Most master’s programs require four semesters of study. Admission typically requires a relevant undergraduate degree and additional criteria depending on the program.

Courses are primarily taught in German, though some master's programs are offered partly or entirely in English.

== Research ==
The German Sport University Cologne conducts research across various disciplines related to sport and exercise sciences. The university comprises 19 scientific institutes and several affiliated centers, focusing on areas such as biomechanics, physiology, psychology, sociology, pedagogy, and sport management. Research activities encompass both basic and applied studies, addressing topics like health, performance, education, and social aspects of sport.
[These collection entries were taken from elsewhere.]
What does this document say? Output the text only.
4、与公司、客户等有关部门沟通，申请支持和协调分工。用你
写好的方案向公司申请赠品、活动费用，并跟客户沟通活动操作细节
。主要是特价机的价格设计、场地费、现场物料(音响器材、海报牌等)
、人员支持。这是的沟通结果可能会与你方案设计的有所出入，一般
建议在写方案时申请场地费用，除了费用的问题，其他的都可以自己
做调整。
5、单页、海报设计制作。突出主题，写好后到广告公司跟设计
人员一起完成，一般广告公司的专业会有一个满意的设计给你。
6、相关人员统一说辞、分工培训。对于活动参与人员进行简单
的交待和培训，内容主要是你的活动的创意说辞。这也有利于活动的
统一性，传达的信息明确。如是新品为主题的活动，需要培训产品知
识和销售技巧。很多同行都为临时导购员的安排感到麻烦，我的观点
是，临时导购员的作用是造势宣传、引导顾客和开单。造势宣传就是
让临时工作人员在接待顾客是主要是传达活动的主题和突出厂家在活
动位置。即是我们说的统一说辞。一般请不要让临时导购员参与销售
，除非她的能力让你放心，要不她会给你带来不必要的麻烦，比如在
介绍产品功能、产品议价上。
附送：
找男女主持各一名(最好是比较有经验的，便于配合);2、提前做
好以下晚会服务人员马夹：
Notable research centers include the Centre for Integrative Physiology in Space (ZiP), the German Research Centre for Elite Sport (momentum), and the Centre for Preventive Doping Research. The university also hosts a WADA-accredited anti-doping laboratory.

== Rankings ==

In the Shanghai Ranking's 2020 Global Ranking of Sport Science Schools and Departments, the German Sport University Cologne is ranked 17th in the world and 1st in Germany.